# Mortgage rates



## sagsal (Apr 7, 2009)

So bond yields continue to plummet - would love to hear thoughts from the experts on how low they think rates will go and when the banks are going to start announcing

Thanks


----------



## crazyjackcsa (Aug 8, 2010)

They won't, the banks will just pocket the increasing spread.


----------



## Jungle (Feb 17, 2010)

Sure? Industrial alliance is offering 2.84 % on 5 year fixed. That is insane. 
Also our rate hold from Scotia went from 3.29% to 3.09%, 5 year fixed. The is too much competition for banks not to lower rate. All it takes is one lender to lower rates and others lose market share by not following.


----------



## sagsal (Apr 7, 2009)

That is insane! Did you get that through a broker

I have a 10 year 3.79 on hold till september but if I could get a 5 year well below 3 I would take it in a second


----------



## Jungle (Feb 17, 2010)

Well bond yields died again today, if this keeps up we should see sub 2.99% from big 5 again. But they won't be putting ads in news papers for this, Jim Fatherly got mad when BMO did this last time. Apparently Canadians don't need encouragement for more cheap debt.


----------



## GeniusBoy27 (Jun 11, 2010)

Jungle -- where did you get the 2.84% on the 5 year-fixed?


----------



## The Happy Wanderer (May 7, 2009)

Interest rates won't go any lower, and in some cases like the USA they can't go any lower. Just a few months ago the interest rate on my line of credit jumped from 5.75% to 8.5%. Luckily I no longer carry a balance. Banks aren't in the business to help the consumer save money. 

Interest rates have only one direction they can go, and that is up. If you consider interest rates tend to go in cycles. We have been in a down cycle for interest rates for many years. The Feds are going to have to start raising interest rates sooner or later to stave off inflation. But the global economies are still in a very fragile state and to raise interest rates too fast too soon will only inhibit growth. It is a tough balancing act. 

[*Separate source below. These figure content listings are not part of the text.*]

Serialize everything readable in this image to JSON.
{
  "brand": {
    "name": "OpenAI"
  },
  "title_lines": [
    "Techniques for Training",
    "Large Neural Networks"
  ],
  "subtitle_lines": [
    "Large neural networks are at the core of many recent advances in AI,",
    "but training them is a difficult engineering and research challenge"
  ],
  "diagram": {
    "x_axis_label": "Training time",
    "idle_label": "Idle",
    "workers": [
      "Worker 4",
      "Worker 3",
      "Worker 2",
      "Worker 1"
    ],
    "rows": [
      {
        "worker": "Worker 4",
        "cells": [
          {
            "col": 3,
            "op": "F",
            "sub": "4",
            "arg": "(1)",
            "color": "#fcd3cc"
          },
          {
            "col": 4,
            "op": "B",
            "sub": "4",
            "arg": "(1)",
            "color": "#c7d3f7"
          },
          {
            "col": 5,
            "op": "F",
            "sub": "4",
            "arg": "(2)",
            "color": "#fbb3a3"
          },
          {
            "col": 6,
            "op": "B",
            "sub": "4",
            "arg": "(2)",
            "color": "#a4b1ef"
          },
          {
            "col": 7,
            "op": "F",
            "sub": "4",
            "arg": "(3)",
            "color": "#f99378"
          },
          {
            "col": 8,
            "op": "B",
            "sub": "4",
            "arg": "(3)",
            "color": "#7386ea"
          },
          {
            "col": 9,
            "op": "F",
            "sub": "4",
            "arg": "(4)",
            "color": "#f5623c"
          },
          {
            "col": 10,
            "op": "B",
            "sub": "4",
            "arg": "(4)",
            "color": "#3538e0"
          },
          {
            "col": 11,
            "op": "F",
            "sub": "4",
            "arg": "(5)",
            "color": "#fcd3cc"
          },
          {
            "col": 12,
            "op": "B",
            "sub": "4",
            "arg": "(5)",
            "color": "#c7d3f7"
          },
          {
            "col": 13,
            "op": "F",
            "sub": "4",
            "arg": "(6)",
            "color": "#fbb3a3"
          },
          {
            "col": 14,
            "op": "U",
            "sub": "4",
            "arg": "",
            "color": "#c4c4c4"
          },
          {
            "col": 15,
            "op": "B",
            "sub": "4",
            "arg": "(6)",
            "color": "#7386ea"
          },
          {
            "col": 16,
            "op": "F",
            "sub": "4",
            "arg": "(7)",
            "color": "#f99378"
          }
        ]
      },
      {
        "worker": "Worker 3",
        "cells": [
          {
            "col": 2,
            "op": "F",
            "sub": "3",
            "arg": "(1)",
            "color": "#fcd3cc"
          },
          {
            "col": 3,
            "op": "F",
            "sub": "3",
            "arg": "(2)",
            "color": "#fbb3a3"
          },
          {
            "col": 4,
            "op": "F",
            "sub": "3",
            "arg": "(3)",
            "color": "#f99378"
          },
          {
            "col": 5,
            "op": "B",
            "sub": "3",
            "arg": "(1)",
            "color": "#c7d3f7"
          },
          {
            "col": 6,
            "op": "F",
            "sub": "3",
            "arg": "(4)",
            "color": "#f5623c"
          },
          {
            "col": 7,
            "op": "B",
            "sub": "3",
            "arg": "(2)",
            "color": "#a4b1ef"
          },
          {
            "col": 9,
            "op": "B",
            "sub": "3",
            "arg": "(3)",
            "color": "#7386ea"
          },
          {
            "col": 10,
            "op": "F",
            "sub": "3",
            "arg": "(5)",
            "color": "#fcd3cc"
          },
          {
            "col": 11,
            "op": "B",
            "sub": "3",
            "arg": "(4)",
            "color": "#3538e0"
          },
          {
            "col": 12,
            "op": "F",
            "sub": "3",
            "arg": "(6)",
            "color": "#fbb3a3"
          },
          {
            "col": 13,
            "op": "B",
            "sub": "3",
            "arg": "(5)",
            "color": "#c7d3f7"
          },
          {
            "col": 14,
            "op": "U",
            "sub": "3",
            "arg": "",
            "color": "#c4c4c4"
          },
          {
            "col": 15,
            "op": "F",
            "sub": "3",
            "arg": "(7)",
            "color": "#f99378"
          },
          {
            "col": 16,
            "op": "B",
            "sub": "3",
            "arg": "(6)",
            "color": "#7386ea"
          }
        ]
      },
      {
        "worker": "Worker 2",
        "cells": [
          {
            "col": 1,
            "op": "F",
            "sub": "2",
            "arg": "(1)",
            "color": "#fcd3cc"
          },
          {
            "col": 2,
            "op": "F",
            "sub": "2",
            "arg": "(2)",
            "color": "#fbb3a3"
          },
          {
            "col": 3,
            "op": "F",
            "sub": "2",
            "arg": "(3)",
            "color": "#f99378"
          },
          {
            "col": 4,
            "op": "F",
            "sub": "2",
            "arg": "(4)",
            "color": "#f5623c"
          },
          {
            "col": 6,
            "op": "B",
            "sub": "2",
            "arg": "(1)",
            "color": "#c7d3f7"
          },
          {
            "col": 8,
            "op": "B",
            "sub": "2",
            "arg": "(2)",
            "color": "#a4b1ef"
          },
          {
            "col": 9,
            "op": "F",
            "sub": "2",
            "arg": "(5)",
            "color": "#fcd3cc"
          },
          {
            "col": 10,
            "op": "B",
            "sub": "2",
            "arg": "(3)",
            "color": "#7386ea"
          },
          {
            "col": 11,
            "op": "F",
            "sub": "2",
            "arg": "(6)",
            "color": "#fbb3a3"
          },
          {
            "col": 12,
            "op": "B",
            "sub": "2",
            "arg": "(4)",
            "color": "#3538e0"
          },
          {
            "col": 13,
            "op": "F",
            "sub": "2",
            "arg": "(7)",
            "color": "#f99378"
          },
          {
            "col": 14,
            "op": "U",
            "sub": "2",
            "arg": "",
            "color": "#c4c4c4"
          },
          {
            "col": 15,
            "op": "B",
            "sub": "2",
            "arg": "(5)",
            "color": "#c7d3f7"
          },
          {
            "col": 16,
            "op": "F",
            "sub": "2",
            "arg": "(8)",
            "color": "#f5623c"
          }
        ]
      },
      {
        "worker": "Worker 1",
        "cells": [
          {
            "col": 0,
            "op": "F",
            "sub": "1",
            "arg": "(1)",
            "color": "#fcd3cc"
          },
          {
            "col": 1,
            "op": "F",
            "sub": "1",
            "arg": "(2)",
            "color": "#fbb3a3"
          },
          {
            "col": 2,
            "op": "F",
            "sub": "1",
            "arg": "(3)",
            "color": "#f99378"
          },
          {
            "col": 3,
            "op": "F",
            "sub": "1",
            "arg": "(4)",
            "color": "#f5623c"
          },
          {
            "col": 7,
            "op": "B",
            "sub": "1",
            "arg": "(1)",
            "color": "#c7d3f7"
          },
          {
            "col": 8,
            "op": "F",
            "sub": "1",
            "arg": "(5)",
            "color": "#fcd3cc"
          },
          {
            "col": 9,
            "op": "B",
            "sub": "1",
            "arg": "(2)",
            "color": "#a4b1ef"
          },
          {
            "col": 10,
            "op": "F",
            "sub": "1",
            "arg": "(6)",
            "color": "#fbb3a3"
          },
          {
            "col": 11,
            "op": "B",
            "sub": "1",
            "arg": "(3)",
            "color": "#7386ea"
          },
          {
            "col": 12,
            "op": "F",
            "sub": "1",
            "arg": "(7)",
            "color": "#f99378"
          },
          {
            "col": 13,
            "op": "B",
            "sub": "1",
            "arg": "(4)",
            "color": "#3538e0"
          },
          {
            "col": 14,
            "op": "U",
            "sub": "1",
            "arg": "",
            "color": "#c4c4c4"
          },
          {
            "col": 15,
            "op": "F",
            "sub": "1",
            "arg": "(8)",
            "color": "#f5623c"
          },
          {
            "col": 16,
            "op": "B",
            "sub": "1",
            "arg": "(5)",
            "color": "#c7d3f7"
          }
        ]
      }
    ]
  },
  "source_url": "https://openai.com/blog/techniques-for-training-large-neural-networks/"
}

In the short term, interest rates will stay where they are. By end of next year I expect to see them increase.


----------



## Jungle (Feb 17, 2010)

Sorry for the late reply, the rate mentioned above was posted on RFD mortgage rates thread, from a broker that I have spoken to before. If you are interested, I can try and find the thread and you can pm him. I believe it was with Industrial Alliance. Probably a no-frills mortgage, but crazy cheap 2.84% five years. That's cheaper than historical inflation, lol


----------



## Jungle (Feb 17, 2010)

http://forums.redflagdeals.com/official-mortgage-rates-thread-351105/414/#post14809133

There it is.. but I doubt it's still around, that was posted May 28. I posted it above on May 31. Now bond yields have come up again in the last three days, it might be gone now.


----------



## sharbit (Apr 26, 2012)

5yr note at 1.28%, with the overnight rate at 1%, that's absolutely amazing.


----------